What is Stoic Pragmatism?
Stoic pragmatism, a term coined and promoted by John Lachs, is a theory and practice of the good life both in social and individual contexts. It uses, as its two main sources for inspiration, American pragmatism (including Santayana, whose links with pragmatism are detectable at some points) and the ethics of Stoicism in conviction that such a combination “provides a better attitude to life than either of the two views alone” (Lachs 2012, 42). Stoic pragmatism abandons “the research/discovery paradigm of philosophy” as “wrongheaded and unproductive” (ibid, 21).

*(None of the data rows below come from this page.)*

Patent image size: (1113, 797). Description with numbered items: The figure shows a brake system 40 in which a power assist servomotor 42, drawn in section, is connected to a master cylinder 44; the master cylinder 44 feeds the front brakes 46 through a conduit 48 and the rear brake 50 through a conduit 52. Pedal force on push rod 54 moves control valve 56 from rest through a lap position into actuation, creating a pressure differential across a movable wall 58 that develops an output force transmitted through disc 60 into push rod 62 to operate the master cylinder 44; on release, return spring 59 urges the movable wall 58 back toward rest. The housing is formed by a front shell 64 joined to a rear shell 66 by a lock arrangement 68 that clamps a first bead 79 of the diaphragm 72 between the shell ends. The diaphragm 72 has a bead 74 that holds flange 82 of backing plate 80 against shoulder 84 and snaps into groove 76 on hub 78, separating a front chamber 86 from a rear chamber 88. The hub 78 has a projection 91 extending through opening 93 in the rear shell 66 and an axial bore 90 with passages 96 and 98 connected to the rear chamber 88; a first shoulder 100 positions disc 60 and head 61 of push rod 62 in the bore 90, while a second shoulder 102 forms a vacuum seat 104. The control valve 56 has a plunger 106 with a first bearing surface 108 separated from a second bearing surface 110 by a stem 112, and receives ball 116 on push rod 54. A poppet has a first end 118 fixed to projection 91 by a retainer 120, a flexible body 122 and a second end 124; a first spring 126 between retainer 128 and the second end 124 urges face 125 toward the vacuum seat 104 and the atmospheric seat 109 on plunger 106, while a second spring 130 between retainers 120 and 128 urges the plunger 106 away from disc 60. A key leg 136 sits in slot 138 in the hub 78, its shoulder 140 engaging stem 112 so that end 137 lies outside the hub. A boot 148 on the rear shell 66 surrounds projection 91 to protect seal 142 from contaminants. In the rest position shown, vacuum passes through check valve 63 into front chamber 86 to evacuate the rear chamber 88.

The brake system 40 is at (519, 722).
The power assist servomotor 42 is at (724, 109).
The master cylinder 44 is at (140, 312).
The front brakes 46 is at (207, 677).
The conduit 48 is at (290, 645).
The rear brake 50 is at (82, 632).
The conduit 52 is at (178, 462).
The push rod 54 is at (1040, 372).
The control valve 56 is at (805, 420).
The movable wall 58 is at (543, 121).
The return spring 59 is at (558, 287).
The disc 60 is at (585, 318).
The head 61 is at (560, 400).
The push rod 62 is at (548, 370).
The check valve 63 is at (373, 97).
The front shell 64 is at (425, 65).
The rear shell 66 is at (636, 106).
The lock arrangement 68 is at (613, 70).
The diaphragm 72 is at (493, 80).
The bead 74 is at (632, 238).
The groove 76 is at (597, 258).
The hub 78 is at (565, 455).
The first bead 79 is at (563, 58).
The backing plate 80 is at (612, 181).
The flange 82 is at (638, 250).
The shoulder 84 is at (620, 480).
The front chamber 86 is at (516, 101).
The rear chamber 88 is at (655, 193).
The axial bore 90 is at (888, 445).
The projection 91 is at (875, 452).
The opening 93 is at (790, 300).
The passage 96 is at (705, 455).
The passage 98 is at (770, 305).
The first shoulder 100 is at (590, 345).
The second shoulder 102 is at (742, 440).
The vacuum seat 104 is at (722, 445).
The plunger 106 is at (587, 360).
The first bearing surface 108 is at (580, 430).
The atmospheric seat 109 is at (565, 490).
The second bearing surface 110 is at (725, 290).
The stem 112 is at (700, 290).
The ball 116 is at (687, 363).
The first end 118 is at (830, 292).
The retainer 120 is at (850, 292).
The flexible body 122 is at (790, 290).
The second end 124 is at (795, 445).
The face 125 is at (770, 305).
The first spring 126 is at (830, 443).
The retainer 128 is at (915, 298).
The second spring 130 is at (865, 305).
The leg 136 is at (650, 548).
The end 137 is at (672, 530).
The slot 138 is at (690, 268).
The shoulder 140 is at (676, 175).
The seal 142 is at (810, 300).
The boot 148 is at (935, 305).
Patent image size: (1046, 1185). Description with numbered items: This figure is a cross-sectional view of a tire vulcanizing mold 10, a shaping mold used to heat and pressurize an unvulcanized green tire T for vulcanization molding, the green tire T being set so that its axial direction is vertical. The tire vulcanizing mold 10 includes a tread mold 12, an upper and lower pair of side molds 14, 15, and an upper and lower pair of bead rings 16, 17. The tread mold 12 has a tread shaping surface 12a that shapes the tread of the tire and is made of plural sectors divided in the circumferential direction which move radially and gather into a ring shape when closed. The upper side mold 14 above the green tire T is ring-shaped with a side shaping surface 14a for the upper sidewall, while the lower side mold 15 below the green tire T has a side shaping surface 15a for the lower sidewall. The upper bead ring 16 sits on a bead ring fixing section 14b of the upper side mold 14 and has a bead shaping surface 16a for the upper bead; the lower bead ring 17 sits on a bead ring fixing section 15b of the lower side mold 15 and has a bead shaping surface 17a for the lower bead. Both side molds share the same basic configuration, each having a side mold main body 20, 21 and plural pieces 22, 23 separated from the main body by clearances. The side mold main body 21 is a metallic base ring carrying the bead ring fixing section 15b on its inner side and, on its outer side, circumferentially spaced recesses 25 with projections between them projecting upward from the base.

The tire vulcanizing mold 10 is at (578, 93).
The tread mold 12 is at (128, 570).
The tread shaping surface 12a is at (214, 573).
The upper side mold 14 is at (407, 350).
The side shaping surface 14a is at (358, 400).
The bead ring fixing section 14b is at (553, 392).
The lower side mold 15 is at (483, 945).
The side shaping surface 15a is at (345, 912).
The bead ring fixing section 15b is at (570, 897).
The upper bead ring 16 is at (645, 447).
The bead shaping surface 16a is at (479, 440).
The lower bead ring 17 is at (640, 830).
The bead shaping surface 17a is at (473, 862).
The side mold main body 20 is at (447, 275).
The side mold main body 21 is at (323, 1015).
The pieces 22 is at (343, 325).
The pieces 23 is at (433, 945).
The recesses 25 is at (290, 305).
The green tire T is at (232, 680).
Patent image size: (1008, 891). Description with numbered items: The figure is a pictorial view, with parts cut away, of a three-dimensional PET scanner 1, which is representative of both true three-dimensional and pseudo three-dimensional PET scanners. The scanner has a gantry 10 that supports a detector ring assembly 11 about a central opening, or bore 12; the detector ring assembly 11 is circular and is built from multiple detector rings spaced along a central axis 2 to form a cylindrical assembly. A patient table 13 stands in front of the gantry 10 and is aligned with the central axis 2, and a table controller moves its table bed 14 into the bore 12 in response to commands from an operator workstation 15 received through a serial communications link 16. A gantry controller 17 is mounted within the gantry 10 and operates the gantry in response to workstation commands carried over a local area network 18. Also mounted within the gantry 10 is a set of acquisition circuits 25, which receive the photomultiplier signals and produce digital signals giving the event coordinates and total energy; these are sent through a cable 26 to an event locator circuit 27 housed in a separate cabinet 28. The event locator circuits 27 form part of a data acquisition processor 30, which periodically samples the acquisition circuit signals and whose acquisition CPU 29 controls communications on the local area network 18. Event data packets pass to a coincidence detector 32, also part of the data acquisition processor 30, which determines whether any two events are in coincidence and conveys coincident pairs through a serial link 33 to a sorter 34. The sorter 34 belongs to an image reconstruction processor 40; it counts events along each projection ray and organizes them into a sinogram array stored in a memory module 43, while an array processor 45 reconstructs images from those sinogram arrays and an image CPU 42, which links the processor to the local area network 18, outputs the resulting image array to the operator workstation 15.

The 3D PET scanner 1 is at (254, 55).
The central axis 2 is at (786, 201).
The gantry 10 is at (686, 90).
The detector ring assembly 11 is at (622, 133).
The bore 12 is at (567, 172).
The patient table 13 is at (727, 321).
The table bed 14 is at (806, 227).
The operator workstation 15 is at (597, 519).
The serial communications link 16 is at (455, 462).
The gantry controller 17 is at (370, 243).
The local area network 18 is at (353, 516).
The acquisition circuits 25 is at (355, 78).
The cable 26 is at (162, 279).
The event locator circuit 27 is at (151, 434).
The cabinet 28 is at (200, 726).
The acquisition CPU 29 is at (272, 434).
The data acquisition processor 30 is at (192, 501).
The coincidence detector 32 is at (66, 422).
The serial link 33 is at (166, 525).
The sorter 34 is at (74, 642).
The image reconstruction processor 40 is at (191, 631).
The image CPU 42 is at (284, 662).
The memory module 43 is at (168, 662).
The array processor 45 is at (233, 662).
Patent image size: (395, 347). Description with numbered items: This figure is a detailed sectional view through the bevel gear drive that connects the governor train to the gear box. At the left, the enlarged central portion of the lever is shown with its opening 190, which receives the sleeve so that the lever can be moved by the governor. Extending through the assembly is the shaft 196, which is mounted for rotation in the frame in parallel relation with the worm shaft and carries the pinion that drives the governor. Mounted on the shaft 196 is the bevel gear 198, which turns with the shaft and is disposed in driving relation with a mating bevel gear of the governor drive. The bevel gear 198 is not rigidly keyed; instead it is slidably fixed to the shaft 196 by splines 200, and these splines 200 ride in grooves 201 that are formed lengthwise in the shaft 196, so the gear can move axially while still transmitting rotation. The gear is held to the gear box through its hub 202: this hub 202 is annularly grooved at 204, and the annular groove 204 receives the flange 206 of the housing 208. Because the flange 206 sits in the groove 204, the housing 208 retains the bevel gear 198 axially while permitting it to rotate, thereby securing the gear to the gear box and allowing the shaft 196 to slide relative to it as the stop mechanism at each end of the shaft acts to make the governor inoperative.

Instead, it focuses on the ways in which the individuals will be able to recognize their agency in a more effective way so as to increase their sense of meaningful and happy lives, which is also the best way to ameliorate the social life in general. It assumes pragmatist naturalism (if not Santayana’s materialism) in ontology and epistemology, and the Stoic type of autonomy in ethics and anthropology. The philosophy of stoic pragmatism sees philosophical education as one of the best tools in making people more aware of their potentials, more rational in their choices, and less vulnerable to misfortunes; also, it imposes a special responsibility on philosophers: “Philosophers ought to know better, speak better, and act better” (Lachs 2015, 7). Stoic pragmatism has been outlined by John Lachs in a couple of texts, most fully in Stoic Pragmatism (2012); however, its fully developed version would “resemble Santayana’s ideas in a surprising number of particulars” (Lachs 2012, 143).
Lachs, John (2012). Stoic Pragmatism. Bloomington: Indiana University Press.
Lachs, John (2015). “The Obligations of Philosophers,” in: Krzysztof Piotr Skowroński (ed.) Practicing Philosophy as Experiencing Life: Essays on American Pragmatism, Brill/Rodopi.